Today, a homeless woman without shoes stood in the line to board the bus at Newark Penn Station with me. She requested the bus driver to board without paying the fare because she did not have money and her feet blistered from walking on the hot pavements of downtown Newark. I wondered whether her basic health necessity, the ability to walk in comfortable shoes, would ever be recognized by my department as a “legitimate” health priority? Because when we place all our attention on quantitative data, we focus on the illnesses of the majority, in order for the numbers to grab the attention of Newark’s politicians and policymakers. In addition, statistics can often detach decision-makers from complexity, and they can fail to explain injustice and the daily struggles of the forgotten. I have begun to notice that while research data often highlights disparities in health outcomes, it does not necessarily change the reality of an epidemic. Furthermore, the categories that we center our data around are in themselves often arbitrary and can condone a “blaming the victim” approach to health interventions. For example, the common labels we use to code research subjects in our office often focus on race, ethnicity, and individual health behaviors (i.e. drug addiction, commercial sex work, etc.). We rarely stratify data based on the actual root causes of the people’s health outcomes, such as their poverty levels and neighborhood violence levels. But if we implemented these alternate categories, we would be held accountable towards working on systemic change, whereas our former categories validate our disproportionate focus on behavior change and short-term solutions, which is the desired route for overwhelmed, resource-constrained decision-makers.

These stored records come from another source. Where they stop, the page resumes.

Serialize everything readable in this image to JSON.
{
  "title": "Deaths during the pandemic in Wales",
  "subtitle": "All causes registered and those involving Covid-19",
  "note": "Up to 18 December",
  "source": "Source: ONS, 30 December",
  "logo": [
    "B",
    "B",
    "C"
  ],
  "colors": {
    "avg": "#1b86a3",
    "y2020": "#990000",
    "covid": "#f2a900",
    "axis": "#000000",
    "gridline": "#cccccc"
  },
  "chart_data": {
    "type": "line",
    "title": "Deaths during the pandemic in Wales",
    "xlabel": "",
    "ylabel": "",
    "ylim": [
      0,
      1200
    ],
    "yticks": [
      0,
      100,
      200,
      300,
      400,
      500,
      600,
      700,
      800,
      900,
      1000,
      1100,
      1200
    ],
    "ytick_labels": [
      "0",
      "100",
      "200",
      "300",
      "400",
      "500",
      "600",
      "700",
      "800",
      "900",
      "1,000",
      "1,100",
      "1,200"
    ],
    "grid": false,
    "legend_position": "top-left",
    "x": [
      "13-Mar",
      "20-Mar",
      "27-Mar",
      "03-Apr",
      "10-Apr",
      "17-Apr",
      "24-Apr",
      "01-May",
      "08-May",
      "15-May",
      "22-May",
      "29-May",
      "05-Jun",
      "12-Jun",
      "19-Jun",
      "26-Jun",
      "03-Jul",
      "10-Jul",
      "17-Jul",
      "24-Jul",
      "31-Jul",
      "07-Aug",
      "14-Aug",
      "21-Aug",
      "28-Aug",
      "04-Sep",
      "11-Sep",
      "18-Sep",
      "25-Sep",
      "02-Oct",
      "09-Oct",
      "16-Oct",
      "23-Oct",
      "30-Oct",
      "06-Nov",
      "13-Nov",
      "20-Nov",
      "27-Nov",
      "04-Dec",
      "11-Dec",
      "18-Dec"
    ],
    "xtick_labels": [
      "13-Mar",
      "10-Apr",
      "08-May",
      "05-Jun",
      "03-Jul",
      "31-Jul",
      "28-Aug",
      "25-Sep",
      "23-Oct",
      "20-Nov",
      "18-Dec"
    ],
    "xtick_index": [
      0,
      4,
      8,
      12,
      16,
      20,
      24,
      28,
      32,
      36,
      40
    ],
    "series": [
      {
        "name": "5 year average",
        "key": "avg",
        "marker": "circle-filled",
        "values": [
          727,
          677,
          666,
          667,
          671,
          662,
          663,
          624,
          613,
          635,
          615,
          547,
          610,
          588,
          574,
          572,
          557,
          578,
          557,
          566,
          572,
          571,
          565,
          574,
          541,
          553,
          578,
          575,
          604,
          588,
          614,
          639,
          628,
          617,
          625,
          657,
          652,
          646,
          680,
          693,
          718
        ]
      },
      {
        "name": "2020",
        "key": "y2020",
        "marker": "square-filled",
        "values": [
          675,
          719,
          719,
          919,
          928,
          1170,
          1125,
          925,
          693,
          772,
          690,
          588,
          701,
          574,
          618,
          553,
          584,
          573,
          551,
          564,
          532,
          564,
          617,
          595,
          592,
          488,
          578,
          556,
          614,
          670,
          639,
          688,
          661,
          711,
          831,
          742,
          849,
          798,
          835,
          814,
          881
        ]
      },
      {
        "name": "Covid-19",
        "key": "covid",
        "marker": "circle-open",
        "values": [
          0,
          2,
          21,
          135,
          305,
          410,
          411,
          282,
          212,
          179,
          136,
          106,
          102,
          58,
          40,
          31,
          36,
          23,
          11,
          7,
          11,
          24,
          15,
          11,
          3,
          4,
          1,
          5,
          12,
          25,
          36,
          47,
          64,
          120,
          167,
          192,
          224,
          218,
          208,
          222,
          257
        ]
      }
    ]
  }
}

However, no matter how cynical I became about the sole use of quantitative data to drive social change, I began to accept the fact that the statistics in themselves did not make me uncomfortable. The relevance of research and data collection cannot be undermined when it comes to providing an evidence-based template for developing needed public health policies and programs for Newark. It was the fact that so many of the political and financial decisions that govern patients’ lives are dictated by data collected by outside “experts,” rather than the patients’ stories and voices that could successfully incite structural change in Newark’s health care system. And those very statistics often shape the rhetoric repeated week after week at press conferences on the steps of Newark’s City Hall. I have come to believe that we do not need more statistics to prove the suffering of Newark’s marginalized. And we certainly do not need more political rhetoric. Instead, we require action. Global health activist Jonathan Smith powerfully exclaims, “We allow our rhetoric and policies to fail with no repentance, remaining in a pitiful cycle with no signs of change.” Statistics must be tied to political and legal tools, rather than stale messages that create extreme cycles of attention-grabbing and inaction. Statistical data is most often used to build more cost-efficient health systems, but why do we not also turn our imagination toward a more equitable, just, and morally sound health system that will prioritize the needs of the barefoot homeless woman I met on the bus today? What if in addition to statistics, governments added another level of data that revealed the truth, the stories of the marginalized? Because after relying almost entirely on numbers for the past six months, I have come to realize that all the data about the current struggles and future solutions for Newark’s health system can be found by the true experts, the patients themselves.